Building Offline AI Agents in Your Mobile App

conference

Mobile

Intermediate

Vendredi 09:00 Belem

Sasha Denisov

EPAM SystemsBerlin, Germany

Dive into building the next generation of mobile apps powered by Offline AI Agents. This talk explores how to leverage the power of Edge AI and on-device processing to create intelligent agents that function entirely without an internet connection—enhancing privacy, reducing latency, and enabling innovative features independent of the cloud.

We'll focus on using lightweight, state-of-the-art open models, particularly Google's Gemma family (including upcoming versions like Gemma 3), which are designed to run efficiently on modern mobile devices. These models serve as the "brain" of offline AI agents, unlocking powerful capabilities right at the edge.
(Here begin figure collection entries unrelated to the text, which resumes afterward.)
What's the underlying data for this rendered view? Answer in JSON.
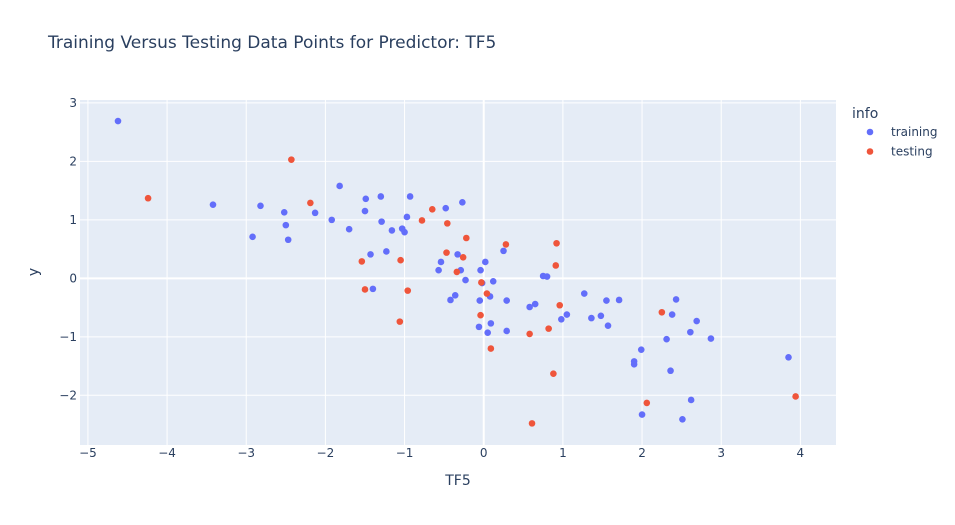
{
  "chart_data": {
    "type": "scatter",
    "title": "Training Versus Testing Data Points for Predictor: TF5",
    "xlabel": "TF5",
    "ylabel": "y",
    "xlim": [
      -5.1,
      4.45
    ],
    "ylim": [
      -2.85,
      3.05
    ],
    "xticks": [
      -5,
      -4,
      -3,
      -2,
      -1,
      0,
      1,
      2,
      3,
      4
    ],
    "yticks": [
      -2,
      -1,
      0,
      1,
      2,
      3
    ],
    "grid": true,
    "legend_title": "info",
    "legend_position": "top-right",
    "series": [
      {
        "name": "training",
        "color": "#636efa",
        "points": [
          [
            -4.62,
            2.69
          ],
          [
            -3.42,
            1.26
          ],
          [
            -2.92,
            0.71
          ],
          [
            -2.82,
            1.24
          ],
          [
            -2.52,
            1.13
          ],
          [
            -2.5,
            0.91
          ],
          [
            -2.47,
            0.66
          ],
          [
            -2.13,
            1.12
          ],
          [
            -1.92,
            1.0
          ],
          [
            -1.82,
            1.58
          ],
          [
            -1.7,
            0.84
          ],
          [
            -1.5,
            1.15
          ],
          [
            -1.49,
            1.36
          ],
          [
            -1.43,
            0.41
          ],
          [
            -1.4,
            -0.18
          ],
          [
            -1.3,
            1.4
          ],
          [
            -1.29,
            0.97
          ],
          [
            -1.23,
            0.46
          ],
          [
            -1.16,
            0.82
          ],
          [
            -1.03,
            0.85
          ],
          [
            -1.0,
            0.79
          ],
          [
            -0.97,
            1.05
          ],
          [
            -0.93,
            1.4
          ],
          [
            -0.57,
            0.14
          ],
          [
            -0.54,
            0.28
          ],
          [
            -0.48,
            1.2
          ],
          [
            -0.42,
            -0.37
          ],
          [
            -0.36,
            -0.29
          ],
          [
            -0.33,
            0.41
          ],
          [
            -0.29,
            0.14
          ],
          [
            -0.27,
            1.3
          ],
          [
            -0.23,
            -0.03
          ],
          [
            -0.05,
            -0.38
          ],
          [
            -0.04,
            0.14
          ],
          [
            -0.02,
            -0.08
          ],
          [
            0.02,
            0.28
          ],
          [
            0.05,
            -0.93
          ],
          [
            0.08,
            -0.31
          ],
          [
            0.09,
            -0.77
          ],
          [
            0.12,
            -0.05
          ],
          [
            -0.06,
            -0.83
          ],
          [
            0.25,
            0.47
          ],
          [
            0.29,
            -0.38
          ],
          [
            0.29,
            -0.9
          ],
          [
            0.58,
            -0.49
          ],
          [
            0.65,
            -0.44
          ],
          [
            0.75,
            0.04
          ],
          [
            0.8,
            0.03
          ],
          [
            0.98,
            -0.7
          ],
          [
            1.05,
            -0.62
          ],
          [
            1.27,
            -0.26
          ],
          [
            1.36,
            -0.68
          ],
          [
            1.48,
            -0.64
          ],
          [
            1.55,
            -0.38
          ],
          [
            1.57,
            -0.81
          ],
          [
            1.71,
            -0.37
          ],
          [
            1.9,
            -1.42
          ],
          [
            1.9,
            -1.47
          ],
          [
            1.99,
            -1.22
          ],
          [
            2.0,
            -2.33
          ],
          [
            2.31,
            -1.04
          ],
          [
            2.36,
            -1.58
          ],
          [
            2.38,
            -0.62
          ],
          [
            2.43,
            -0.36
          ],
          [
            2.51,
            -2.41
          ],
          [
            2.61,
            -0.92
          ],
          [
            2.62,
            -2.08
          ],
          [
            2.69,
            -0.73
          ],
          [
            2.87,
            -1.03
          ],
          [
            3.85,
            -1.35
          ]
        ]
      },
      {
        "name": "testing",
        "color": "#ef553b",
        "points": [
          [
            -4.24,
            1.37
          ],
          [
            -2.43,
            2.03
          ],
          [
            -2.19,
            1.29
          ],
          [
            -1.54,
            0.29
          ],
          [
            -1.5,
            -0.19
          ],
          [
            -1.06,
            -0.74
          ],
          [
            -1.05,
            0.31
          ],
          [
            -0.96,
            -0.21
          ],
          [
            -0.78,
            0.99
          ],
          [
            -0.65,
            1.18
          ],
          [
            -0.47,
            0.44
          ],
          [
            -0.46,
            0.94
          ],
          [
            -0.34,
            0.11
          ],
          [
            -0.26,
            0.36
          ],
          [
            -0.22,
            0.69
          ],
          [
            -0.04,
            -0.63
          ],
          [
            -0.03,
            -0.07
          ],
          [
            0.04,
            -0.26
          ],
          [
            0.09,
            -1.2
          ],
          [
            0.28,
            0.58
          ],
          [
            0.58,
            -0.95
          ],
          [
            0.61,
            -2.48
          ],
          [
            0.82,
            -0.86
          ],
          [
            0.88,
            -1.63
          ],
          [
            0.91,
            0.22
          ],
          [
            0.92,
            0.6
          ],
          [
            0.96,
            -0.46
          ],
          [
            2.06,
            -2.13
          ],
          [
            2.25,
            -0.58
          ],
          [
            3.94,
            -2.02
          ]
        ]
      }
    ]
  }
}
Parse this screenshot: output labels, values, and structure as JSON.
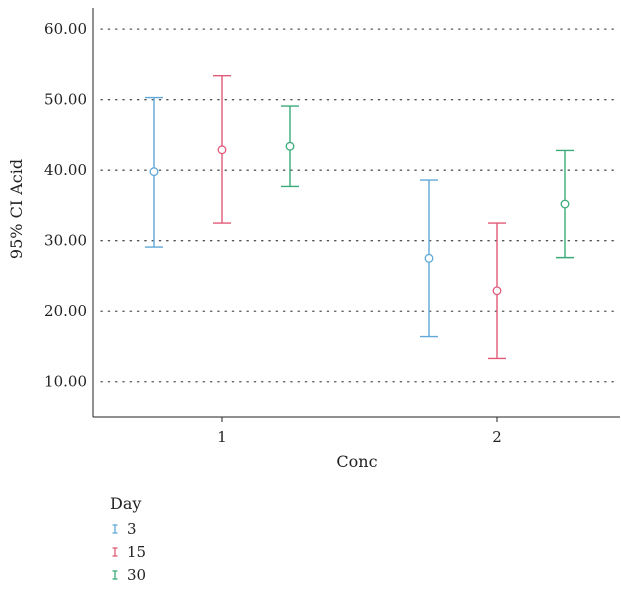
{
  "chart_data": {
    "type": "errorbar",
    "xlabel": "Conc",
    "ylabel": "95% CI Acid",
    "categories": [
      "1",
      "2"
    ],
    "ylim": [
      5,
      63
    ],
    "yticks": [
      "10.00",
      "20.00",
      "30.00",
      "40.00",
      "50.00",
      "60.00"
    ],
    "ytick_values": [
      10,
      20,
      30,
      40,
      50,
      60
    ],
    "grid": "dotted horizontal",
    "legend": {
      "title": "Day",
      "placement": "bottom-left"
    },
    "series": [
      {
        "name": "3",
        "color": "#5fa8d8",
        "mean": [
          39.8,
          27.5
        ],
        "lower": [
          29.1,
          16.4
        ],
        "upper": [
          50.3,
          38.6
        ]
      },
      {
        "name": "15",
        "color": "#e05a78",
        "mean": [
          42.9,
          22.9
        ],
        "lower": [
          32.5,
          13.3
        ],
        "upper": [
          53.4,
          32.5
        ]
      },
      {
        "name": "30",
        "color": "#3aaa78",
        "mean": [
          43.4,
          35.2
        ],
        "lower": [
          37.7,
          27.6
        ],
        "upper": [
          49.1,
          42.8
        ]
      }
    ]
  }
}
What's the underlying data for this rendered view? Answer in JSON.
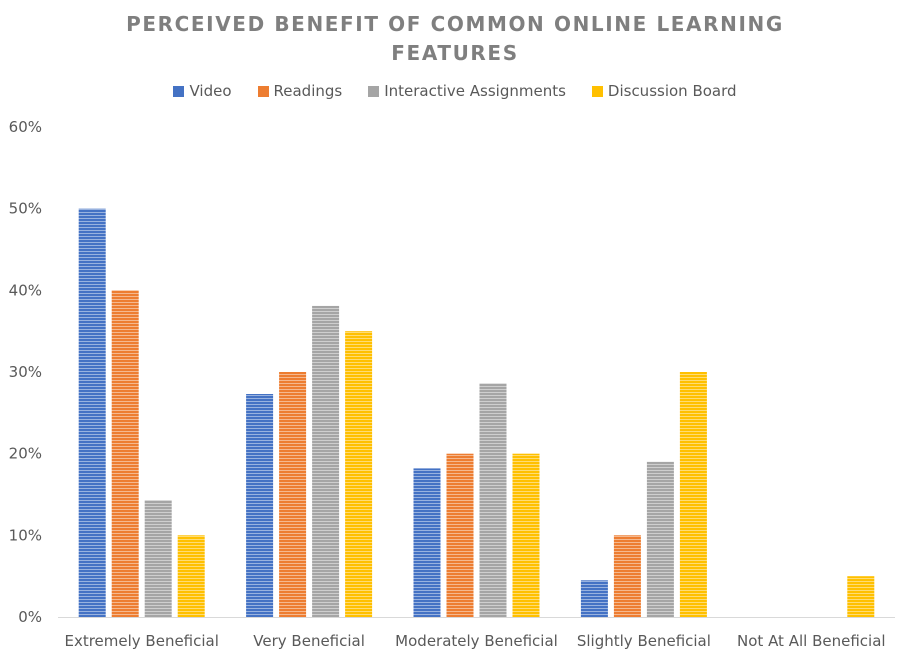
{
  "title_line1": "PERCEIVED BENEFIT OF COMMON ONLINE LEARNING",
  "title_line2": "FEATURES",
  "chart_data": {
    "type": "bar",
    "title": "PERCEIVED BENEFIT OF COMMON ONLINE LEARNING FEATURES",
    "categories": [
      "Extremely Beneficial",
      "Very Beneficial",
      "Moderately Beneficial",
      "Slightly Beneficial",
      "Not At All Beneficial"
    ],
    "series": [
      {
        "name": "Video",
        "color": "#4472c4",
        "values": [
          50,
          27.3,
          18.2,
          4.5,
          0
        ]
      },
      {
        "name": "Readings",
        "color": "#ed7d31",
        "values": [
          40,
          30,
          20,
          10,
          0
        ]
      },
      {
        "name": "Interactive Assignments",
        "color": "#a5a5a5",
        "values": [
          14.3,
          38.1,
          28.6,
          19,
          0
        ]
      },
      {
        "name": "Discussion Board",
        "color": "#ffc000",
        "values": [
          10,
          35,
          20,
          30,
          5
        ]
      }
    ],
    "ylim": [
      0,
      60
    ],
    "yticks": [
      "0%",
      "10%",
      "20%",
      "30%",
      "40%",
      "50%",
      "60%"
    ],
    "ytick_values": [
      0,
      10,
      20,
      30,
      40,
      50,
      60
    ],
    "xlabel": "",
    "ylabel": "",
    "grid": false,
    "legend": "top"
  }
}
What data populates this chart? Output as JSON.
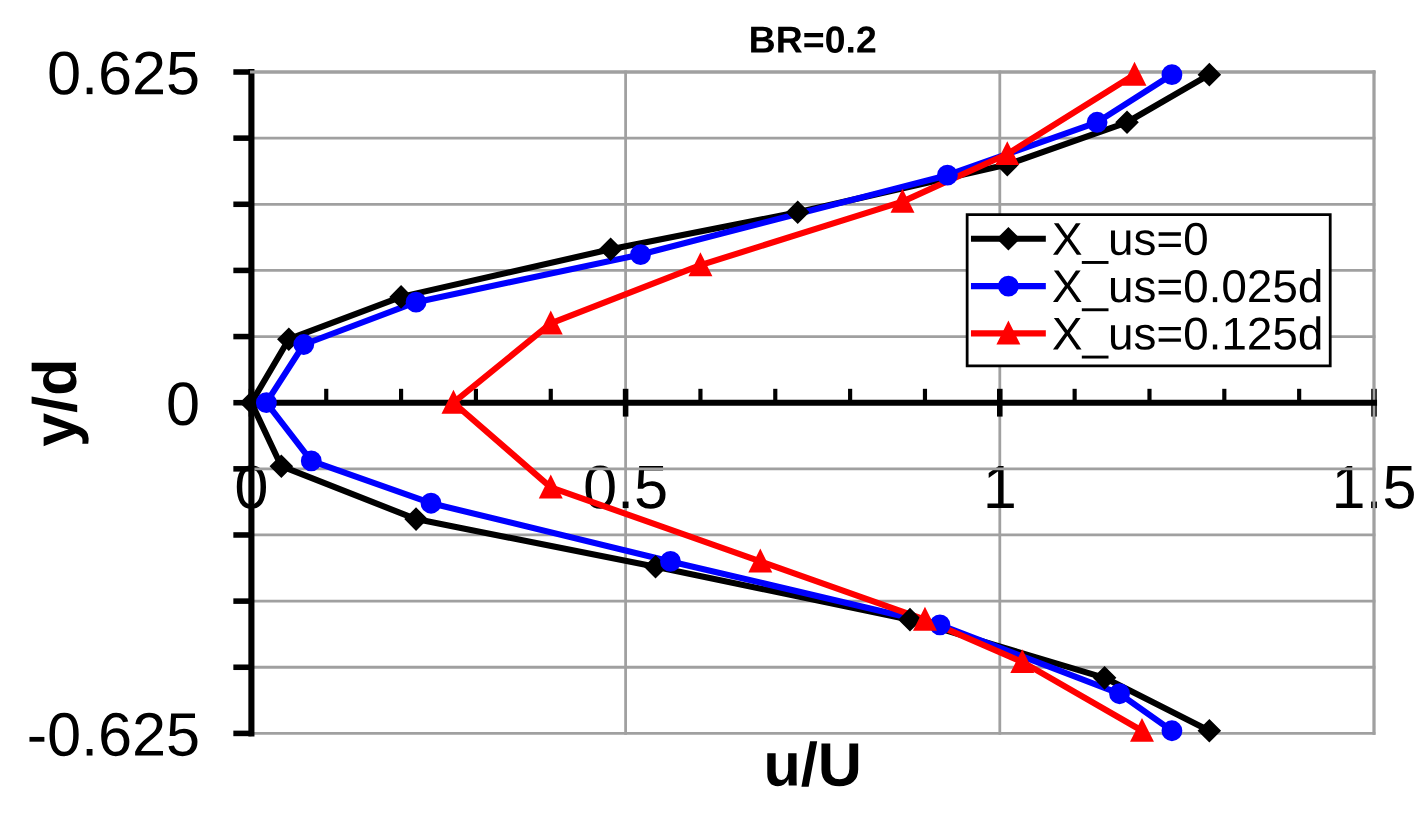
{
  "chart_data": {
    "type": "line",
    "title": "BR=0.2",
    "xlabel": "u/U",
    "ylabel": "y/d",
    "xlim": [
      0,
      1.5
    ],
    "xticks": [
      0,
      0.5,
      1,
      1.5
    ],
    "ylim": [
      -0.625,
      0.625
    ],
    "yticks": [
      -0.625,
      {
        "value": -0.5,
        "label": null
      },
      {
        "value": -0.375,
        "label": null
      },
      {
        "value": -0.25,
        "label": null
      },
      {
        "value": -0.125,
        "label": null
      },
      0,
      {
        "value": 0.125,
        "label": null
      },
      {
        "value": 0.25,
        "label": null
      },
      {
        "value": 0.375,
        "label": null
      },
      {
        "value": 0.5,
        "label": null
      },
      0.625
    ],
    "grid": true,
    "legend": "right",
    "line_style": "solid",
    "series": [
      {
        "name": "X_us=0",
        "color": "#000000",
        "marker": "diamond",
        "x": [
          1.28,
          1.17,
          1.01,
          0.73,
          0.48,
          0.2,
          0.05,
          0,
          0.04,
          0.22,
          0.54,
          0.88,
          1.14,
          1.28
        ],
        "values": [
          0.62,
          0.53,
          0.45,
          0.36,
          0.29,
          0.2,
          0.12,
          0,
          -0.12,
          -0.22,
          -0.31,
          -0.41,
          -0.52,
          -0.62
        ]
      },
      {
        "name": "X_us=0.025d",
        "color": "#0000ff",
        "marker": "circle",
        "x": [
          1.23,
          1.13,
          0.93,
          0.52,
          0.22,
          0.07,
          0.02,
          0.08,
          0.24,
          0.56,
          0.92,
          1.16,
          1.23
        ],
        "values": [
          0.62,
          0.53,
          0.43,
          0.28,
          0.19,
          0.11,
          0,
          -0.11,
          -0.19,
          -0.3,
          -0.42,
          -0.55,
          -0.62
        ]
      },
      {
        "name": "X_us=0.125d",
        "color": "#ff0000",
        "marker": "triangle",
        "x": [
          1.18,
          1.01,
          0.87,
          0.6,
          0.4,
          0.27,
          0.4,
          0.68,
          0.9,
          1.03,
          1.19
        ],
        "values": [
          0.62,
          0.47,
          0.38,
          0.26,
          0.15,
          0,
          -0.16,
          -0.3,
          -0.41,
          -0.49,
          -0.62
        ]
      }
    ]
  }
}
While the ideas apply broadly to mobile development, special attention will be given to Flutter, where the benefits of cross-platform delivery meet the power of on-device AI. As the maintainer of the flutter_gemma plugin, I’ll share practical insights on running LLMs like Gemma directly in Flutter apps, enabling real-time intelligence without backend dependencies.

You’ll learn practical steps for implementing these agents—from selecting the right on-device model variant (such as Gemma, Deepseek, or Mistral Small) based on task complexity and device constraints, to integrating and orchestrating them within your app. We’ll also explore the trade-offs involved: the advantages of offline AI (privacy, low latency, resilience) versus the limitations (model size, device compute capacity) when compared to cloud-based alternatives.

Beyond that, the talk introduces advanced use cases like on-device Retrieval-Augmented Generation (RAG), enabling your agents to access and utilize local data (such as stored notes or embedded databases) for personalized, context-aware interaction—entirely offline.